For one percent reduction, using the equations above, we need a satellite of radius $6.376 \times 10^{5}$ m , or $637.6$ km - pretty big to say the least! (roughly the size of Alaska).
The Maths
Initially you added a 'mathematics' tag onto this question - I'm assuming you wanted something more along the lines of a hard science tag (rather than asking about building a mathematical system as the tag is intended).
Distance to $L_1$
The wiki for Lagrangian points gives this equation:
$$d_{E} \approx D \sqrt[3]{\frac{M_{E}}{3M_{S}}} $$
Where $d_E$ is the distance $L_{1}$ is from Earth, $D$ is the distance between the Sun and Earth and $M_S$ and $M_{E}$ are the masses of the sun and earth respectively.
Using:
$$D = 149597870700 \text{ m}$$
(This is 1 Au, the average distance, so will change but the equation is already approximate)
$$M_S = 1.9885 \times 10^{30} \text{ kg}$$
$$M_E = 5.9724 \times 10^{24} \text{ kg}$$
As given by the NASA factsheet.
Giving us $d_{E} \approx 1.49656 \times 10^{9} \text{ m}$ or $1.5$ million kilometers.
Now lets look at what this means for how large a satellite you'll need.
The radius, $r_B$, of the Blocker projected onto the Earth gives a shadow with size $r_B^{'} = \frac{D}{d_{S}}r_B$ where $d_{S}$ is the distance the satellite is from the sun ($d_{S} = D - d_{E}$).

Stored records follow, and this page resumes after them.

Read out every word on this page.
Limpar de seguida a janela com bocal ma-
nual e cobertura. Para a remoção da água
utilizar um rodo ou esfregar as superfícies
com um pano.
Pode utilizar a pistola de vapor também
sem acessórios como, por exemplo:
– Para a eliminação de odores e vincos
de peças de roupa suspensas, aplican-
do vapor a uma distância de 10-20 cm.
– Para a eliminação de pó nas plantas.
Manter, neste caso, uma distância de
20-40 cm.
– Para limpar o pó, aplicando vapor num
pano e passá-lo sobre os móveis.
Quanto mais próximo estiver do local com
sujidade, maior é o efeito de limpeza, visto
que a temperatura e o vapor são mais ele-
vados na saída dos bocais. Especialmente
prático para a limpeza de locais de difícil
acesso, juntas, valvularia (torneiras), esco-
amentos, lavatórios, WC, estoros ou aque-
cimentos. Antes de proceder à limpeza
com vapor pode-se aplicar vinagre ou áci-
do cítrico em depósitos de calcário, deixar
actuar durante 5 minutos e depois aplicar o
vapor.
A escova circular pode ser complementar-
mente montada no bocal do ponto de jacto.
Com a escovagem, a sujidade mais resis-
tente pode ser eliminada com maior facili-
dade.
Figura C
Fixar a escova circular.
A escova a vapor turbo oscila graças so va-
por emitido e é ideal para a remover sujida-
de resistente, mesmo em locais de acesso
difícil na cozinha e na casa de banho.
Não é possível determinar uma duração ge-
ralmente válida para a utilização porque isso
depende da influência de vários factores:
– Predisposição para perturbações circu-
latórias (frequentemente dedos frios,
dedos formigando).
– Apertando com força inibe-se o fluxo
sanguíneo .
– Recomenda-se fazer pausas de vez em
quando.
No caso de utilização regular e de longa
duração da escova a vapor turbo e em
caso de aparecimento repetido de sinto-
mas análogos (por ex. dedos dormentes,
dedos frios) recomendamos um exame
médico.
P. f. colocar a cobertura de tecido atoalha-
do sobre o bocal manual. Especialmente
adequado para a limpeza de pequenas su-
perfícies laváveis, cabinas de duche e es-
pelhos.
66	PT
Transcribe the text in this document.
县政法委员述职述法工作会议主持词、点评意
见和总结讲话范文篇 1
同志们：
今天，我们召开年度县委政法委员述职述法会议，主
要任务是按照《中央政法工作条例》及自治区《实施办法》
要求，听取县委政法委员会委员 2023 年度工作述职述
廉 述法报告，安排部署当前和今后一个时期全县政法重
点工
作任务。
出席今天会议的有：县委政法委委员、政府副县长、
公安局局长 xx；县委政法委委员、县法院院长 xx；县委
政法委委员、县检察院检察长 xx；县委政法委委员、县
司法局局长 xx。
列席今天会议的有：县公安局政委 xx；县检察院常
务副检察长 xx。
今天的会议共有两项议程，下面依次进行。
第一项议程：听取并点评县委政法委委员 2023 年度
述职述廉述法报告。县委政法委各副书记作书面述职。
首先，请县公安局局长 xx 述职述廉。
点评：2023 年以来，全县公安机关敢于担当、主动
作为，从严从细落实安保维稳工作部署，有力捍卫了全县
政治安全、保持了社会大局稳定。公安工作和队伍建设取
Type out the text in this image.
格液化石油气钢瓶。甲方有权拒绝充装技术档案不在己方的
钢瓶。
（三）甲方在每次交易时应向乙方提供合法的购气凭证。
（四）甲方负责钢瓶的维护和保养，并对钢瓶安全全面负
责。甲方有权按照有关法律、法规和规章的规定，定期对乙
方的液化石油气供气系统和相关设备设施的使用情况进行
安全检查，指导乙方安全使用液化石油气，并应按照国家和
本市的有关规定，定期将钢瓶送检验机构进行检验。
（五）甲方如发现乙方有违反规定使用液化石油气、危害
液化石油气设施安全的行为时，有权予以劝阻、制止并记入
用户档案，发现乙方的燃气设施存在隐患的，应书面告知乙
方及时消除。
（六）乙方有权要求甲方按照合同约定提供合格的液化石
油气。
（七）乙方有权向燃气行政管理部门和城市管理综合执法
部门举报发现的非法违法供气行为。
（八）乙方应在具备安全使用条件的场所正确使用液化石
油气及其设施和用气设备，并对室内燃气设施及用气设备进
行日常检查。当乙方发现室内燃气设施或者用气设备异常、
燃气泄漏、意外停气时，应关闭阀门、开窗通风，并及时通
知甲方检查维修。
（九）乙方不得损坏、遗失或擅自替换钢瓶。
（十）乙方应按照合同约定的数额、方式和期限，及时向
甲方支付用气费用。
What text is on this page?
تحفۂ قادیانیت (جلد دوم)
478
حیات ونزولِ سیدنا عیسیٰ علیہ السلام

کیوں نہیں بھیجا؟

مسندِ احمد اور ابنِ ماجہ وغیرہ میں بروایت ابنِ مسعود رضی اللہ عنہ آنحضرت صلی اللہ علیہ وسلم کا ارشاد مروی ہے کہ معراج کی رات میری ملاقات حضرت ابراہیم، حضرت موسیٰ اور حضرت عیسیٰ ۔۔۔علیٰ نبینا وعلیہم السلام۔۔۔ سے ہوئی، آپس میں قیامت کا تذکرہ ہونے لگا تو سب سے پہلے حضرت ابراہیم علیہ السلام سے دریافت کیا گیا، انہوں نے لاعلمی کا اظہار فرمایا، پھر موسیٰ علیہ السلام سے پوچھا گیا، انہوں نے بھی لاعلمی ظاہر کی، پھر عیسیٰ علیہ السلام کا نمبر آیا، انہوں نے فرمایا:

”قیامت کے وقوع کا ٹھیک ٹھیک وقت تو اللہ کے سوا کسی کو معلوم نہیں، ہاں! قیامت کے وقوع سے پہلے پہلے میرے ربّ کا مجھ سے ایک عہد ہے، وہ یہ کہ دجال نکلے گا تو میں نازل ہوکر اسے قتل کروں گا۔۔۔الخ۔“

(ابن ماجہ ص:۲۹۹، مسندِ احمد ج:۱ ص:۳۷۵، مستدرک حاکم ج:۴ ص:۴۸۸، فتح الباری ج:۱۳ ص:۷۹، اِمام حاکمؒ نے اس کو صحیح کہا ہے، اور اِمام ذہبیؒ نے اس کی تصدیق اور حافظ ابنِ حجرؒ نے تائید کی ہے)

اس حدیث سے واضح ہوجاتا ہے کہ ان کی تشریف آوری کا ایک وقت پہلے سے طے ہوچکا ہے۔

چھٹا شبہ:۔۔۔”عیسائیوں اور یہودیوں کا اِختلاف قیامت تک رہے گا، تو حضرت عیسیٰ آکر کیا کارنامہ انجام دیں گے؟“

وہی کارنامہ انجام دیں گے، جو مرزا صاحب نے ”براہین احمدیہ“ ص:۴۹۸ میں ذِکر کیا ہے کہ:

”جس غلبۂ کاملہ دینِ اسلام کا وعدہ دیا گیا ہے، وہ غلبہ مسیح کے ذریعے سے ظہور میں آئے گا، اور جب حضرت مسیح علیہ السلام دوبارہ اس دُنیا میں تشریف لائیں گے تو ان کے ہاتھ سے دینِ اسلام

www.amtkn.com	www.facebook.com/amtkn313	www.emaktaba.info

If we want to know the fraction, $F$, of light the satellite will block we can compare the areas of circles presented (the earth is actually a sphere so this won't be exact).
$$F = \frac{\pi r_{B}^{'2}}{\pi r_{E}^{2}} = \frac{(r_{B} \frac{D}{D-d_{E}})^{2}}{r_{E}^{2}} = r_{B}^{2} \times 2.46 \times 10^{-14}$$
Which you can use to calculate how much light you would block out for a satellite of a particular radius or rearrange to get the radius needed for a particular fraction ($r_{B}^{2} = \sqrt{\frac{F}{2.46\times 10^{-14}}}$ ).